C# serialize large array to disk

2020-07-20 03:05发布

问题:

I have a very large graph stored in a single dimensional array (about 1.1 GB) which I am able to store in memory on my machine which is running Windows XP with 2GB of ram and 2GB of virtual memory. I am able to generate the entire data set in memory, however when I try to serialize it to disk using the BinaryFormatter, the file size gets to about 50MB and then gives me an out of memory exception. The code I am using to write this is the same I use amongst all of my smaller problems:

StateInformation[] diskReady = GenerateStateGraph();
BinaryFormatter bf = new BinaryFormatter();
using (Stream file = File.OpenWrite(@"C:\temp\states.dat"))
{
    bf.Serialize(file, diskReady);
}

The search algorithm is very lightweight, and I am able to perform searches on this graph with no problems once it is in memory.

I really have 3 questions:

  1. Is there a more reliable way to write a large data set to disk. I guess you can define large as when the size of the data set approaches the amount of available memory, though I am not sure how accurate that is.

  2. Should I move to a more database centric approach?

  3. Can anyone point me to some literature on reading portions of a large data set from a disk file in C#?

回答1:

Write entries to file yourself.

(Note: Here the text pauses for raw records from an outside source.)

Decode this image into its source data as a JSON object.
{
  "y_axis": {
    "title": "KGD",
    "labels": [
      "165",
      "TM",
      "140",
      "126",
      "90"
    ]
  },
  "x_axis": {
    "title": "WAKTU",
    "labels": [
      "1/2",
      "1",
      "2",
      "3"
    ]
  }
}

One simple solution would be like:

StateInformation[] diskReady = GenerateStateGraph();
BinaryFormatter bf = new BinaryFormatter();
using (Stream file = File.OpenWrite(@"C:\temp\states.dat"))
{
  foreach(StateInformation si in diskReady)
    using(MemoryStream ms = new MemoryStream())
    {
      bf.Serialize(ms, diskReady);
      byte[] ser = ms.ToArray();
      int len = ser.Length;
      file.WriteByte((byte) len & 0x000000FF);
      file.WriteByte((byte) (len & 0x0000FF00) >> 8);
      file.WriteByte((byte) (len & 0x00FF0000) >> 16);
      file.WriteByte((byte) (len & 0x7F000000) >> 24);
      file.Write(ser, 0, len);
    }
}

No more than the memory for a single StateInformation object's memory is needed at a time, and to deserialise you read four bytes, construct the length, create a buffer of that size, fill it, and deserialise.

All of the above could be seriously optimised for speed, memory use and disk-size if you create a more specialised format, but the above goes to show the principle.



回答2:

My experience of larger sets of information like this is to manually write it to disk, rather than using built in serialization.

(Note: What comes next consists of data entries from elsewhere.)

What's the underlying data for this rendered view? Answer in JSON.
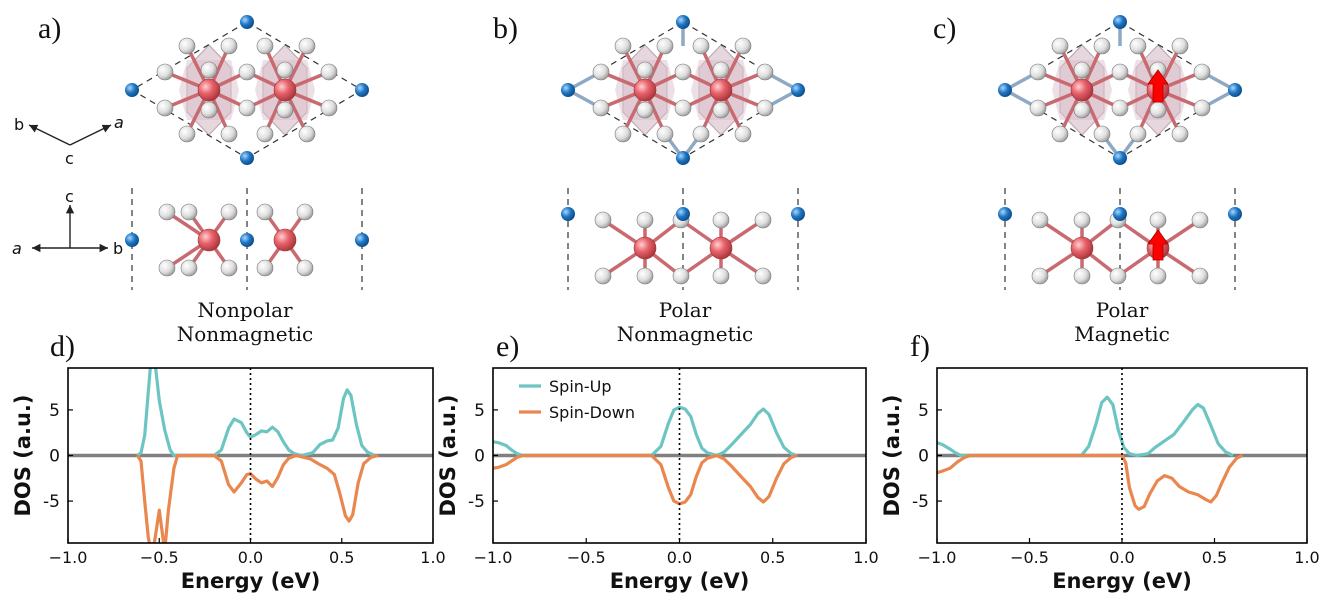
{
  "panels": {
    "a": "a)",
    "b": "b)",
    "c": "c)",
    "d": "d)",
    "e": "e)",
    "f": "f)"
  },
  "axes_labels": {
    "top": {
      "b": "b",
      "a": "a",
      "c": "c"
    },
    "side": {
      "c": "c",
      "a": "a",
      "b": "b"
    }
  },
  "structures": [
    {
      "line1": "Nonpolar",
      "line2": "Nonmagnetic"
    },
    {
      "line1": "Polar",
      "line2": "Nonmagnetic"
    },
    {
      "line1": "Polar",
      "line2": "Magnetic"
    }
  ],
  "colors": {
    "spin_up": "#6cc5c2",
    "spin_down": "#e9874e",
    "zero_line": "#808080",
    "metal_atom": "#e8636b",
    "ligand_atom": "#dcdcdc",
    "alkali_atom": "#1f77c4",
    "octahedron": "#c8a6b8",
    "moment_arrow": "#ff0000"
  },
  "chart_data": [
    {
      "type": "line",
      "xlabel": "Energy (eV)",
      "ylabel": "DOS (a.u.)",
      "xlim": [
        -1.0,
        1.0
      ],
      "ylim": [
        -9.6,
        9.6
      ],
      "xticks": [
        "-1.0",
        "-0.5",
        "0.0",
        "0.5",
        "1.0"
      ],
      "yticks": [
        "5",
        "0",
        "-5"
      ],
      "fermi_level": 0.0,
      "series": [
        {
          "values": [
            [
              -0.62,
              0
            ],
            [
              -0.6,
              0.3
            ],
            [
              -0.58,
              2.2
            ],
            [
              -0.56,
              7.0
            ],
            [
              -0.545,
              10.5
            ],
            [
              -0.525,
              10.5
            ],
            [
              -0.5,
              6.0
            ],
            [
              -0.47,
              2.8
            ],
            [
              -0.44,
              0.6
            ],
            [
              -0.42,
              0
            ],
            [
              -0.2,
              0
            ],
            [
              -0.16,
              0.6
            ],
            [
              -0.12,
              3.0
            ],
            [
              -0.09,
              4.0
            ],
            [
              -0.05,
              3.6
            ],
            [
              -0.02,
              2.5
            ],
            [
              0.0,
              2.0
            ],
            [
              0.03,
              2.3
            ],
            [
              0.06,
              2.7
            ],
            [
              0.09,
              2.6
            ],
            [
              0.12,
              3.1
            ],
            [
              0.15,
              2.6
            ],
            [
              0.18,
              1.5
            ],
            [
              0.21,
              0.6
            ],
            [
              0.24,
              0.2
            ],
            [
              0.28,
              0
            ],
            [
              0.34,
              0.3
            ],
            [
              0.38,
              1.2
            ],
            [
              0.42,
              1.6
            ],
            [
              0.45,
              1.7
            ],
            [
              0.48,
              3.0
            ],
            [
              0.51,
              6.3
            ],
            [
              0.53,
              7.2
            ],
            [
              0.55,
              6.6
            ],
            [
              0.58,
              3.4
            ],
            [
              0.61,
              1.1
            ],
            [
              0.64,
              0.4
            ],
            [
              0.68,
              0
            ]
          ]
        },
        {
          "values": [
            [
              -0.62,
              0
            ],
            [
              -0.6,
              -0.6
            ],
            [
              -0.58,
              -5.0
            ],
            [
              -0.56,
              -9.0
            ],
            [
              -0.545,
              -10.5
            ],
            [
              -0.53,
              -10.0
            ],
            [
              -0.5,
              -6.0
            ],
            [
              -0.47,
              -10.5
            ],
            [
              -0.45,
              -6.0
            ],
            [
              -0.42,
              -1.4
            ],
            [
              -0.4,
              0
            ],
            [
              -0.2,
              0
            ],
            [
              -0.16,
              -0.6
            ],
            [
              -0.12,
              -3.2
            ],
            [
              -0.09,
              -4.0
            ],
            [
              -0.05,
              -3.0
            ],
            [
              -0.02,
              -2.1
            ],
            [
              0.0,
              -2.0
            ],
            [
              0.03,
              -2.6
            ],
            [
              0.06,
              -3.0
            ],
            [
              0.09,
              -2.8
            ],
            [
              0.12,
              -3.4
            ],
            [
              0.15,
              -2.4
            ],
            [
              0.18,
              -1.0
            ],
            [
              0.21,
              -0.3
            ],
            [
              0.25,
              0
            ],
            [
              0.33,
              -0.4
            ],
            [
              0.38,
              -1.0
            ],
            [
              0.42,
              -1.4
            ],
            [
              0.46,
              -2.1
            ],
            [
              0.49,
              -4.2
            ],
            [
              0.52,
              -6.6
            ],
            [
              0.54,
              -7.2
            ],
            [
              0.56,
              -6.5
            ],
            [
              0.59,
              -3.0
            ],
            [
              0.62,
              -0.9
            ],
            [
              0.66,
              -0.2
            ],
            [
              0.7,
              0
            ]
          ]
        }
      ]
    },
    {
      "type": "line",
      "xlabel": "Energy (eV)",
      "ylabel": "DOS (a.u.)",
      "xlim": [
        -1.0,
        1.0
      ],
      "ylim": [
        -9.6,
        9.6
      ],
      "xticks": [
        "-1.0",
        "-0.5",
        "0.0",
        "0.5",
        "1.0"
      ],
      "yticks": [
        "5",
        "0",
        "-5"
      ],
      "fermi_level": 0.0,
      "legend": {
        "placement": "top-left",
        "entries": [
          "Spin-Up",
          "Spin-Down"
        ]
      },
      "series": [
        {
          "name": "Spin-Up",
          "values": [
            [
              -1.0,
              1.5
            ],
            [
              -0.97,
              1.4
            ],
            [
              -0.93,
              1.1
            ],
            [
              -0.9,
              0.6
            ],
            [
              -0.87,
              0.2
            ],
            [
              -0.84,
              0
            ],
            [
              -0.15,
              0
            ],
            [
              -0.1,
              1.0
            ],
            [
              -0.06,
              3.5
            ],
            [
              -0.03,
              5.0
            ],
            [
              0.0,
              5.3
            ],
            [
              0.03,
              5.1
            ],
            [
              0.06,
              4.3
            ],
            [
              0.09,
              2.3
            ],
            [
              0.12,
              0.8
            ],
            [
              0.15,
              0.3
            ],
            [
              0.2,
              0
            ],
            [
              0.24,
              0.4
            ],
            [
              0.28,
              1.2
            ],
            [
              0.33,
              2.3
            ],
            [
              0.38,
              3.4
            ],
            [
              0.42,
              4.6
            ],
            [
              0.45,
              5.1
            ],
            [
              0.48,
              4.5
            ],
            [
              0.52,
              2.5
            ],
            [
              0.56,
              0.9
            ],
            [
              0.6,
              0.2
            ],
            [
              0.63,
              0
            ]
          ]
        },
        {
          "name": "Spin-Down",
          "values": [
            [
              -1.0,
              -1.4
            ],
            [
              -0.97,
              -1.3
            ],
            [
              -0.93,
              -1.0
            ],
            [
              -0.9,
              -0.6
            ],
            [
              -0.87,
              -0.2
            ],
            [
              -0.84,
              0
            ],
            [
              -0.15,
              0
            ],
            [
              -0.1,
              -1.0
            ],
            [
              -0.06,
              -3.5
            ],
            [
              -0.03,
              -5.0
            ],
            [
              0.0,
              -5.3
            ],
            [
              0.03,
              -5.1
            ],
            [
              0.06,
              -4.3
            ],
            [
              0.09,
              -2.3
            ],
            [
              0.12,
              -0.8
            ],
            [
              0.15,
              -0.3
            ],
            [
              0.2,
              0
            ],
            [
              0.24,
              -0.4
            ],
            [
              0.28,
              -1.2
            ],
            [
              0.33,
              -2.3
            ],
            [
              0.38,
              -3.4
            ],
            [
              0.42,
              -4.6
            ],
            [
              0.45,
              -5.1
            ],
            [
              0.48,
              -4.5
            ],
            [
              0.52,
              -2.5
            ],
            [
              0.56,
              -0.9
            ],
            [
              0.6,
              -0.2
            ],
            [
              0.63,
              0
            ]
          ]
        }
      ]
    },
    {
      "type": "line",
      "xlabel": "Energy (eV)",
      "ylabel": "DOS (a.u.)",
      "xlim": [
        -1.0,
        1.0
      ],
      "ylim": [
        -9.6,
        9.6
      ],
      "xticks": [
        "-1.0",
        "-0.5",
        "0.0",
        "0.5",
        "1.0"
      ],
      "yticks": [
        "5",
        "0",
        "-5"
      ],
      "fermi_level": 0.0,
      "series": [
        {
          "values": [
            [
              -1.0,
              1.4
            ],
            [
              -0.97,
              1.2
            ],
            [
              -0.93,
              0.7
            ],
            [
              -0.9,
              0.3
            ],
            [
              -0.87,
              0
            ],
            [
              -0.22,
              0
            ],
            [
              -0.18,
              1.0
            ],
            [
              -0.14,
              3.5
            ],
            [
              -0.11,
              5.8
            ],
            [
              -0.08,
              6.4
            ],
            [
              -0.05,
              5.6
            ],
            [
              -0.02,
              2.8
            ],
            [
              0.01,
              0.9
            ],
            [
              0.04,
              0.2
            ],
            [
              0.08,
              0
            ],
            [
              0.14,
              0.2
            ],
            [
              0.18,
              0.9
            ],
            [
              0.23,
              1.6
            ],
            [
              0.28,
              2.3
            ],
            [
              0.33,
              3.6
            ],
            [
              0.38,
              5.0
            ],
            [
              0.41,
              5.6
            ],
            [
              0.44,
              5.2
            ],
            [
              0.48,
              3.3
            ],
            [
              0.52,
              1.3
            ],
            [
              0.56,
              0.4
            ],
            [
              0.6,
              0
            ]
          ]
        },
        {
          "values": [
            [
              -1.0,
              -1.9
            ],
            [
              -0.97,
              -1.7
            ],
            [
              -0.93,
              -1.4
            ],
            [
              -0.89,
              -0.7
            ],
            [
              -0.85,
              -0.2
            ],
            [
              -0.82,
              0
            ],
            [
              0.0,
              0
            ],
            [
              0.02,
              -0.8
            ],
            [
              0.04,
              -3.5
            ],
            [
              0.07,
              -5.5
            ],
            [
              0.09,
              -5.9
            ],
            [
              0.12,
              -5.6
            ],
            [
              0.15,
              -4.2
            ],
            [
              0.19,
              -2.8
            ],
            [
              0.23,
              -2.2
            ],
            [
              0.27,
              -2.5
            ],
            [
              0.31,
              -3.4
            ],
            [
              0.36,
              -4.0
            ],
            [
              0.41,
              -4.3
            ],
            [
              0.45,
              -4.8
            ],
            [
              0.48,
              -5.1
            ],
            [
              0.51,
              -4.4
            ],
            [
              0.54,
              -3.0
            ],
            [
              0.58,
              -1.3
            ],
            [
              0.62,
              -0.3
            ],
            [
              0.65,
              0
            ]
          ]
        }
      ]
    }
  ]
}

This may not be pratical depending on how complex you're StateInformation class is, but if it is fairly simple you could write/read the binary data manually using a BinaryReader and BinaryWriter instead. These will allow you to read/write most value types directly to the stream, in an expected predetermined order dictated by your code.

This option should allow you to read/write your data quickly, although it is awkward if you then wish to add information into the StateInformation at a later date, or to take it out as you'll have to manage upgrading your files.



回答3:

What is contained in StateInformation? Is it a class? struct?

If you are simply worried about an easy to use container format that is easily serializable to disk - created a typed DataSet, store the information into the DataSet, then use the WriteXml() method on the DataSet to persist it to disk. You can then create the empty DataSet, and then use ReadXml() to load the contents back into memory.

If StateInformation is in a struct with value types, you can look at MemoryMappedFile to store/use the contents of the array by referencing the file directly, treating it as memory. This approach is quite a bit more complicated than the DataSet, but has its own set of advantage.